At a step 306, the server 102 determines whether the default time-temperature pair is capable of yielding a cooked food meeting the food type, food quantity, cook begin time and cook finish time parameters.
If, at the step 306, it is determined that the default time-temperature pair is capable of yielding a cooked food complying with the received parameters, a step 308 is performed. Otherwise, if it is determined that the default time-temperature pair is incapable, a step 310 is performed.
At the step 308, the server 102 derives a cooking control routine from the default time-temperature pair.
At a step 310, the server 102 employs the food type and food quantity parameters to select a maximum palatable temperature from the cooking services database 104.
At the step 312, the server 102 produces a new time-temperature pair. In accordance with the step 312, the server 102 may adjust the default time-temperature pair in accordance with the food quantity parameter and/or the cooking device parameters.
Moreover, the step 312 may include a sub-step at which the server 102 applies the adaptation rule from the cooking services database 104.
At a step 314, the server 102 determines whether the new time-temperature pair necessitates exceeding the maximum palatable temperature.
If, at the step 314, it is determined that the new time-temperature pair necessitates exceeding the maximum palatable temperature, the step 312 is repeated.
Otherwise, if it is determined that the new time-temperature pair does not necessitate exceeding the maximum palatable temperature, a step 316 is performed.
At the step 316, the server 102 determines whether the new time-temperature pair is capable of yielding a cooked food meeting the degree of cook parameter.
If, at the step 316, it is determined that the new time-temperature pair is not capable of yielding a cooked food meeting the degree of cook parameter, the step 312 is repeated.
Otherwise, if it is determined that the new time-temperature pair is capable of yielding a cooked food meeting the degree of cook parameter, the step 318 is performed.
At the step 318, the server 102 derives the cooking control routine from the new time-temperature pair.

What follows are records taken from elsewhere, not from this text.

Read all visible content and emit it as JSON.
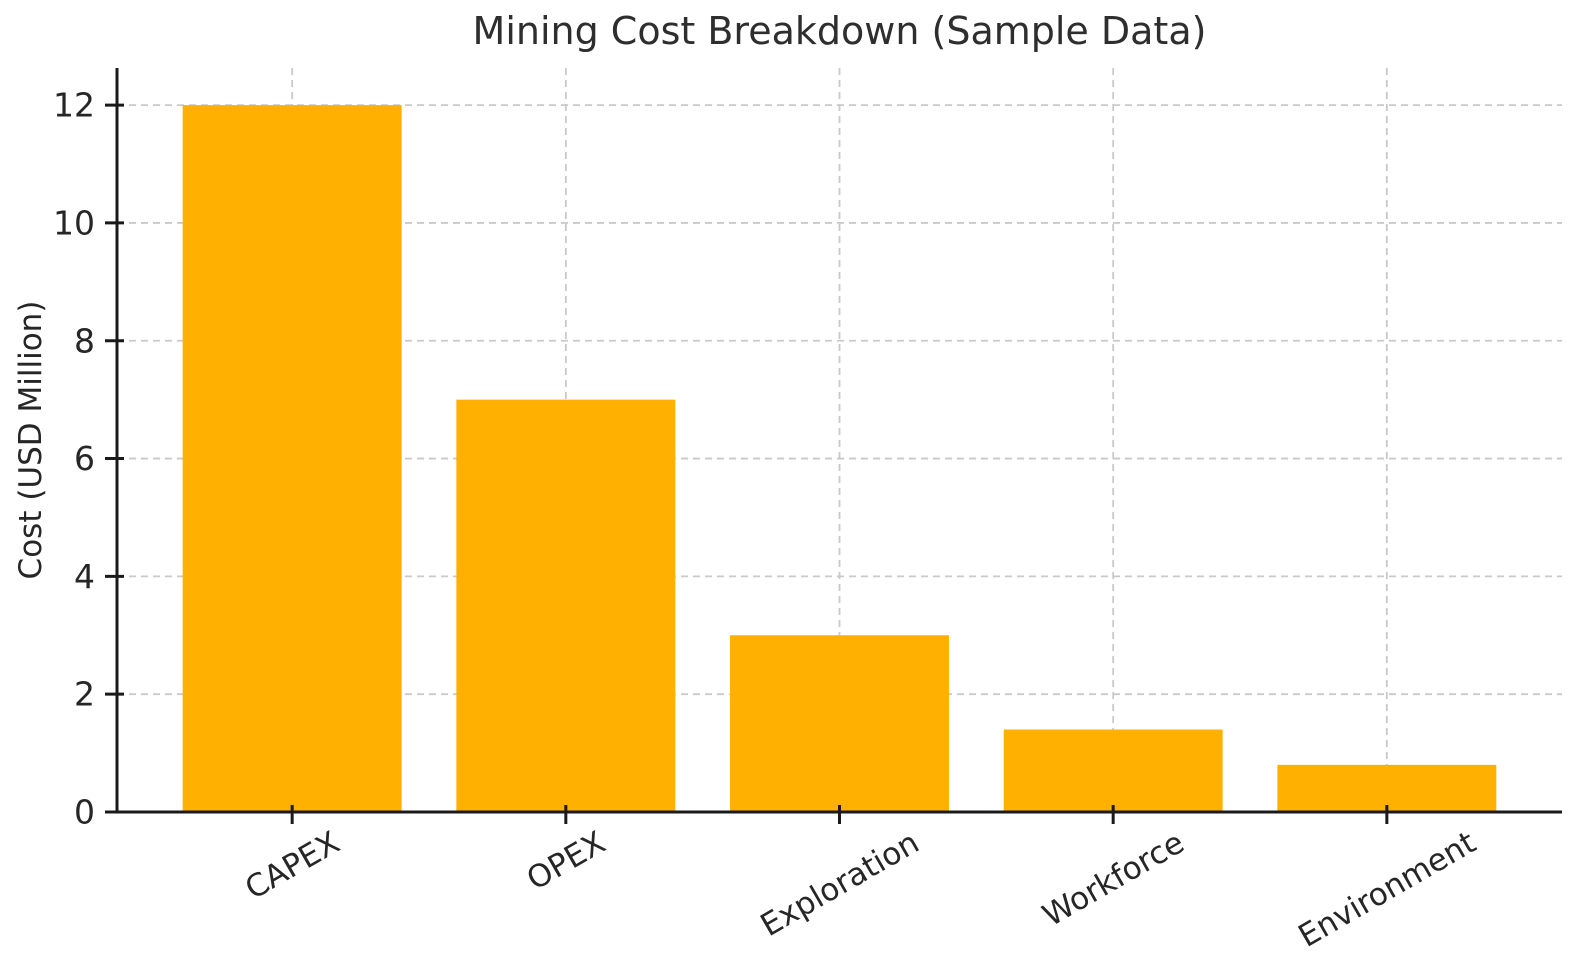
{
  "chart_data": {
    "type": "bar",
    "title": "Mining Cost Breakdown (Sample Data)",
    "ylabel": "Cost (USD Million)",
    "xlabel": "",
    "categories": [
      "CAPEX",
      "OPEX",
      "Exploration",
      "Workforce",
      "Environment"
    ],
    "values": [
      12,
      7,
      3,
      1.4,
      0.8
    ],
    "yticks": [
      0,
      2,
      4,
      6,
      8,
      10,
      12
    ],
    "ylim": [
      0,
      12.63
    ],
    "bar_color": "#FFB000",
    "grid": {
      "show": true,
      "axis": "both",
      "style": "dashed",
      "color": "#c9c9c9"
    },
    "spine_color": "#1a1a1a",
    "text_color": "#262626",
    "xtick_rotation_deg": 30,
    "legend": null
  }
}
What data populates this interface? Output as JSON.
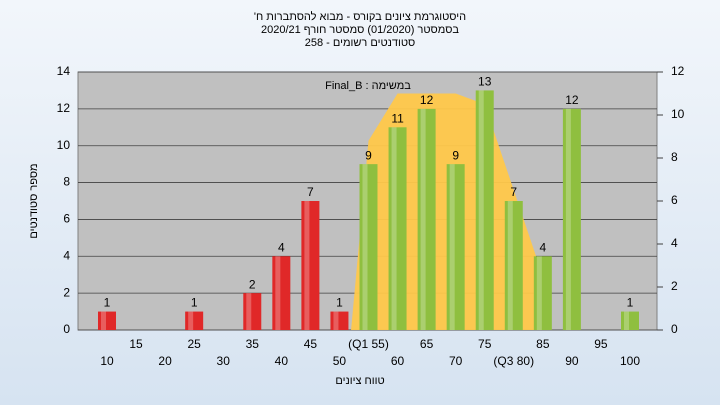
{
  "chart_data": {
    "type": "bar",
    "title_lines": [
      "היסטוגרמת ציונים בקורס - מבוא להסתברות ח'",
      "בסמסטר  (01/2020)  סמסטר חורף 2020/21",
      "סטודנטים רשומים - 258"
    ],
    "annotation": "במשימה : Final_B",
    "ylabel": "מספר סטודנטים",
    "xlabel": "טווח ציונים",
    "categories": [
      "10",
      "15",
      "20",
      "25",
      "30",
      "35",
      "40",
      "45",
      "50",
      "(Q1 55)",
      "60",
      "65",
      "70",
      "75",
      "(Q3 80)",
      "85",
      "90",
      "95",
      "100"
    ],
    "values": [
      1,
      0,
      0,
      1,
      0,
      2,
      4,
      7,
      1,
      9,
      11,
      12,
      9,
      13,
      7,
      4,
      12,
      0,
      1
    ],
    "colors": [
      "#e02828",
      "#e02828",
      "#e02828",
      "#e02828",
      "#e02828",
      "#e02828",
      "#e02828",
      "#e02828",
      "#e02828",
      "#8fbf3f",
      "#8fbf3f",
      "#8fbf3f",
      "#8fbf3f",
      "#8fbf3f",
      "#8fbf3f",
      "#8fbf3f",
      "#8fbf3f",
      "#8fbf3f",
      "#8fbf3f"
    ],
    "ylim": [
      0,
      14
    ],
    "yticks": [
      0,
      2,
      4,
      6,
      8,
      10,
      12,
      14
    ],
    "y2lim": [
      0,
      12
    ],
    "y2ticks": [
      0,
      2,
      4,
      6,
      8,
      10,
      12
    ],
    "band": {
      "color": "#ffc84a",
      "axis": "y2",
      "x": [
        52,
        55,
        60,
        70,
        75,
        85,
        85
      ],
      "values": [
        0,
        8.8,
        11,
        11,
        10.5,
        2.5,
        0
      ]
    },
    "grid": true
  }
}
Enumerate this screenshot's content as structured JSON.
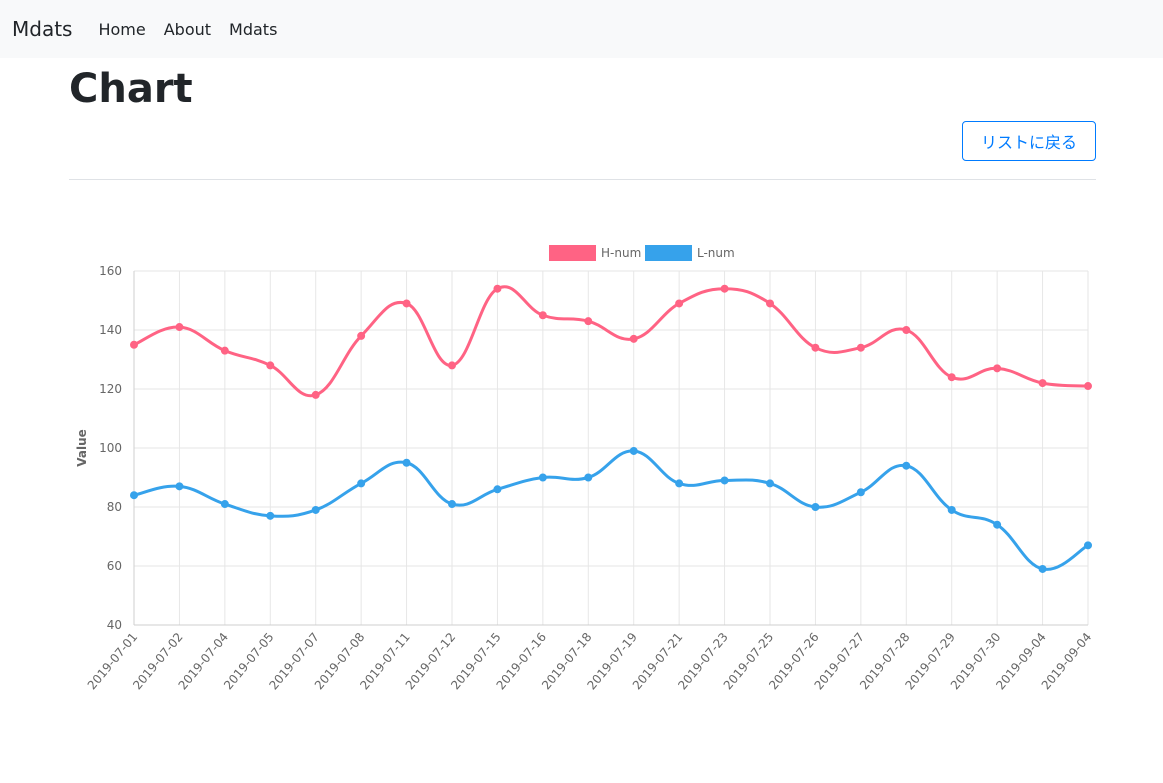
{
  "navbar": {
    "brand": "Mdats",
    "links": [
      {
        "label": "Home"
      },
      {
        "label": "About"
      },
      {
        "label": "Mdats"
      }
    ]
  },
  "page": {
    "title": "Chart",
    "back_button_label": "リストに戻る"
  },
  "colors": {
    "h_series": "#ff6384",
    "l_series": "#36a2eb",
    "button": "#007bff",
    "navbar_bg": "#f8f9fa"
  },
  "chart_data": {
    "type": "line",
    "title": "",
    "xlabel": "",
    "ylabel": "Value",
    "ylim": [
      40,
      160
    ],
    "yticks": [
      40,
      60,
      80,
      100,
      120,
      140,
      160
    ],
    "legend": "top",
    "grid": true,
    "categories": [
      "2019-07-01",
      "2019-07-02",
      "2019-07-04",
      "2019-07-05",
      "2019-07-07",
      "2019-07-08",
      "2019-07-11",
      "2019-07-12",
      "2019-07-15",
      "2019-07-16",
      "2019-07-18",
      "2019-07-19",
      "2019-07-21",
      "2019-07-23",
      "2019-07-25",
      "2019-07-26",
      "2019-07-27",
      "2019-07-28",
      "2019-07-29",
      "2019-07-30",
      "2019-09-04",
      "2019-09-04"
    ],
    "series": [
      {
        "name": "H-num",
        "color": "#ff6384",
        "values": [
          135,
          141,
          133,
          128,
          118,
          138,
          149,
          128,
          154,
          145,
          143,
          137,
          149,
          154,
          149,
          134,
          134,
          140,
          124,
          127,
          122,
          121
        ]
      },
      {
        "name": "L-num",
        "color": "#36a2eb",
        "values": [
          84,
          87,
          81,
          77,
          79,
          88,
          95,
          81,
          86,
          90,
          90,
          99,
          88,
          89,
          88,
          80,
          85,
          94,
          79,
          74,
          59,
          67
        ]
      }
    ]
  }
}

At a step 320, the server 102 transmits the cooking control routine to the cooking control module 112 of the cooking device 108.
At a step 322, the cooking device 108 performs a cooking process in accordance with the cooking control routine.
At a step 324, the server 102 receives cooking feedback from the client interface.
In an example, the method may include an additional step at which the server 102 modifies the default time-temperature pair in accordance with cooking feedback, and updates in the cooking services database 104. Alternatively, the method may include an additional step at which the server 102 stores the new time-temperature pair as another default time-temperature pair separately in the cooking services database 104.
The steps 302 to 324 are only illustrative and other alternatives can also be provided where one or more steps are added, one or more steps are removed, or one or more steps are provided in a different sequence without departing from the scope of the claims herein.
Embodiments of the present disclosure provide a program product recorded on non-transient machine-readable data storage media, wherein the program product is executable upon computing hardware for implementing the method as described in conjunction with
Embodiments of the present disclosure are susceptible to being used for various purposes, including, though not limited to, facilitating personalization of a time-temperature pair for easy and safe “sous-vide” cooking of food.
Modifications to embodiments of the present disclosure described in the foregoing are possible without departing from the scope of the present disclosure as defined by the accompanying claims. Expressions such as “including”, “comprising”, “incorporating”, “consisting of”, “have”, “is” used to describe and claim the present disclosure are intended to be construed in a non-exclusive manner, namely allowing for items, components or elements not explicitly described also to be present. Reference to the singular is also to be construed to relate to the plural.